Essa não é a primeira vez que empresas de beleza, têm tido problemas de uso excessivo de Photoshop.

Em junho, a Advertising Standards Authority, associação britânica que regulamenta as publicidades do Reino Unido, decidiu proibir os anúncios da Lancôme e Maybelline, que trazem Julia Roberts e Christy Turlington como garotas propaganda.

A justificativa para a proibição foi: propaganda enganosa. Segundo a associação, o uso excessivo de programas de tratamento de imagem fazem como que o público alvo das marcas (no caso as mulheres) tenham uma visão distorcida da realidade, afinal, ninguém tem a pele igual a de Christy nessa peça publicitária, nem conseguirá ter usando os produtos das marcas anunciadas, por exemplo. 

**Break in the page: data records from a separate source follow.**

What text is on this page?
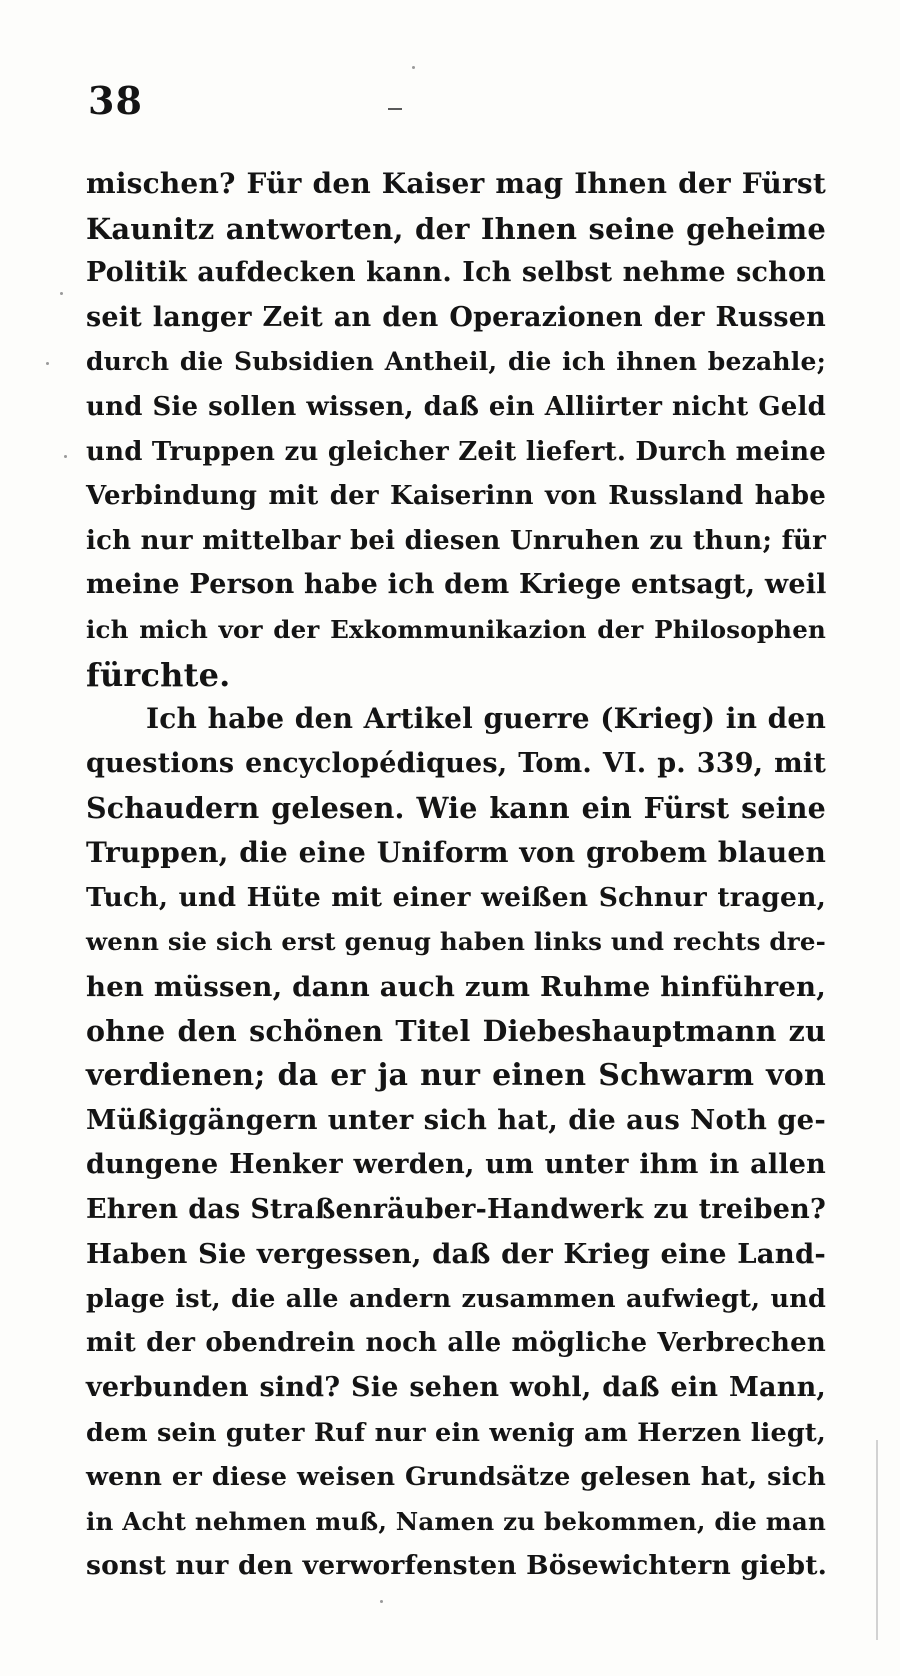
38
mischen? Für den Kaiser mag Ihnen der Fürst
Kaunitz antworten, der Ihnen seine geheime
Politik aufdecken kann. Ich selbst nehme schon
seit langer Zeit an den Operazionen der Russen
durch die Subsidien Antheil, die ich ihnen bezahle;
und Sie sollen wissen, daß ein Alliirter nicht Geld
und Truppen zu gleicher Zeit liefert. Durch meine
Verbindung mit der Kaiserinn von Russland habe
ich nur mittelbar bei diesen Unruhen zu thun; für
meine Person habe ich dem Kriege entsagt, weil
ich mich vor der Exkommunikazion der Philosophen
fürchte.
Ich habe den Artikel guerre (Krieg) in den
questions encyclopédiques, Tom. VI. p. 339, mit
Schaudern gelesen. Wie kann ein Fürst seine
Truppen, die eine Uniform von grobem blauen
Tuch, und Hüte mit einer weißen Schnur tragen,
wenn sie sich erst genug haben links und rechts dre-
hen müssen, dann auch zum Ruhme hinführen,
ohne den schönen Titel Diebeshauptmann zu
verdienen; da er ja nur einen Schwarm von
Müßiggängern unter sich hat, die aus Noth ge-
dungene Henker werden, um unter ihm in allen
Ehren das Straßenräuber-Handwerk zu treiben?
Haben Sie vergessen, daß der Krieg eine Land-
plage ist, die alle andern zusammen aufwiegt, und
mit der obendrein noch alle mögliche Verbrechen
verbunden sind? Sie sehen wohl, daß ein Mann,
dem sein guter Ruf nur ein wenig am Herzen liegt,
wenn er diese weisen Grundsätze gelesen hat, sich
in Acht nehmen muß, Namen zu bekommen, die man
sonst nur den verworfensten Bösewichtern giebt.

Em sua defesa, a L’Oréal, que detém as marcas que sofreram censura, afirmou usar programas como Photoshop para tratamento das fotos, mas bateu o pé afirmando que Julia Roberts tem a pele exatamente da forma retratada na campanha. Sobre a imagem de Christy Turlington, a justificativa foi que a pós-produção do anúncio foi usada apenas para acentuar os efeitos gerados pelo produto da marca.